After 13 years of school, Selma Jenvin-Steinsvag and her classmate Aksel were running to arrest the Oslo metro in a red ministry. “All of our written tests will be performed,” said Salma, 18,.
School lines scene, known here as a name RussianWandering in a colored minister is a bit of the next tradition that lights up the weeks before the National Day of Norway on May 17.
This is today Russian Finally, you can relax after their exams and get one final. But for increasing numbers of young Norwegians, the parties began weeks ago, before their exams ended.

There is one side of the celebrations that sparked parental and politicians alike – Russian bus.
“It is a party full! We go out every night for a month, and we are drunk, and we celebrate with our friends and it is just fun!” Edofard Anistad, 19, says the school on the western side of Oslo.
Fear is that all weeks of parties as well as the pressure of the peer concerned have a harmful effect on the welfare of comprehensive teenagers, as well as their degrees.
A small wealth is often spent in renting and decorating buses and many schools are taking debt to pay for everything.
A Russian bus It leads all night from around midnight to early morning. Henrik Watthen, 18, says we are really playing music and truly high parties.
Besides all the fun, there were complaints stating that the celebrations led to a large drinking, drug use and a little sleep. There are also fears that many adolescents feel that they cannot afford the cost.
All of this coincides with the exam period.

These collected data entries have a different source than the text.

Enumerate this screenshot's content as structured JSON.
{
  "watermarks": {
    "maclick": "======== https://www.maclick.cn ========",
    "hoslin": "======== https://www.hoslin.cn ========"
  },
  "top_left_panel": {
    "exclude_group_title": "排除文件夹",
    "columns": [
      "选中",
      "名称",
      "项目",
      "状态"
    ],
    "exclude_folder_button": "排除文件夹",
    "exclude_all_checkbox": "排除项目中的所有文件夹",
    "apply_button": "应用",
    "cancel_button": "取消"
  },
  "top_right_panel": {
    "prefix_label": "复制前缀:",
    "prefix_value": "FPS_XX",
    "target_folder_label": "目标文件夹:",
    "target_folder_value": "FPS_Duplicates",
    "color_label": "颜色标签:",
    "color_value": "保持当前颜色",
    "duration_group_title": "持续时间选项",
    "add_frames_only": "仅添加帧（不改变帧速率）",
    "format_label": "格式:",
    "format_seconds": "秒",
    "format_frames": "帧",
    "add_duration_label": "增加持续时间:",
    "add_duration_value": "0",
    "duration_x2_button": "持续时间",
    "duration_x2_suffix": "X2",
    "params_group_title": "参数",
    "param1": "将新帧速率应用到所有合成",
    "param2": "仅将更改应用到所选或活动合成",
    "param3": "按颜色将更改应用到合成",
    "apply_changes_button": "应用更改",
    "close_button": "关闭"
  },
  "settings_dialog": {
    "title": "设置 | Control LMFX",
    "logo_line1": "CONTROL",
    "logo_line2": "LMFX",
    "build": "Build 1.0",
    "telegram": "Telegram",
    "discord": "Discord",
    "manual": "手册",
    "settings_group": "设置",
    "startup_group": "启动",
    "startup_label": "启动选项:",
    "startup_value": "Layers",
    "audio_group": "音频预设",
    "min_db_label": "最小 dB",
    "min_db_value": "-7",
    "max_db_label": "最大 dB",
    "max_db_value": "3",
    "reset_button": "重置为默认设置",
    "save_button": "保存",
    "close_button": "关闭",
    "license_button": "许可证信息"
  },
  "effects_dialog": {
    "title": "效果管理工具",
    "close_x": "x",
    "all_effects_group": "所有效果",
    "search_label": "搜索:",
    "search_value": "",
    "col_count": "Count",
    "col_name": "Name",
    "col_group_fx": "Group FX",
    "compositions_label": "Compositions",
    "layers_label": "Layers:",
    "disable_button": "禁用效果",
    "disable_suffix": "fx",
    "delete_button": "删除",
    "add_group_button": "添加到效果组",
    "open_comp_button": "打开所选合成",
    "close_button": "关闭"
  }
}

Prime Minister Jonas Jonas Sahr said last year that he also enjoyed its graduation, but the party’s bus culture has gone out of control.
His intervention followed years of public debate, with objections from the authorities as well as many school lines and their parents.
“We are concerned about some negative trends in our schools and neighborhoods, and within the culture of Norwegian youth in general,” says Solveig Haukenes Aase, who graduates this year.
Her younger two children have not started yet, and she complains that culture affects younger teenagers as well: “In recent years, she has also started an effect on middle school children.”
Along with other parents, it was a group aimed at making the environment for young people safer.
“The position of the school authorities in the past was a special issue, Russian “The celebration is something that happens in your spare time,” she told the BBC.
“But there was a change in the mentality between teachers, school principals and school authorities, and it is now widely recognized that the new Russian Culture has a great impact on the school environment. “

“A problem for many years was the celebrations and the examination period is intertwined.”
The BBC has told the BBC that school lines faced difficulties in focusing on exams due to parties and that the results have decreased because of this.
“The celebration has also become large commercial and excluding, and we see that these negative effects are spread along the lower high school.
“We want to put an end to social exclusion, peer pressure and high costs for many young people. We are now working to create a new and more comprehensive celebration.”
The plan is now to ensure the transfer of celebrations from next year to the post -interrogation period.
The tradition of the party’s bus returns to Oslo in the early eighties of the last century and tends to be more prevalent among some of the most elite schools.
But it is now patriotic in size, and Ivar Brandvol, who wrote about this tradition, believes that the primary goal of the bus has changed now, so that the bus celebrations are no longer involved in the entire school category but a more selected group instead.
“Another change is the amount of money you need to be part of the bus set. Some bus sets will get a budget of up to 3 million kronor (220,000 pounds) even if they choose to rent it only,” he says.
“Sound systems are shipped from all over Europe. To pay bills, groups often sell toilet paper to friends, family and neighbors for a little profit. But children have to sell a lot of toilet paper to earn enough, and they usually end up using savings and entry into debt.”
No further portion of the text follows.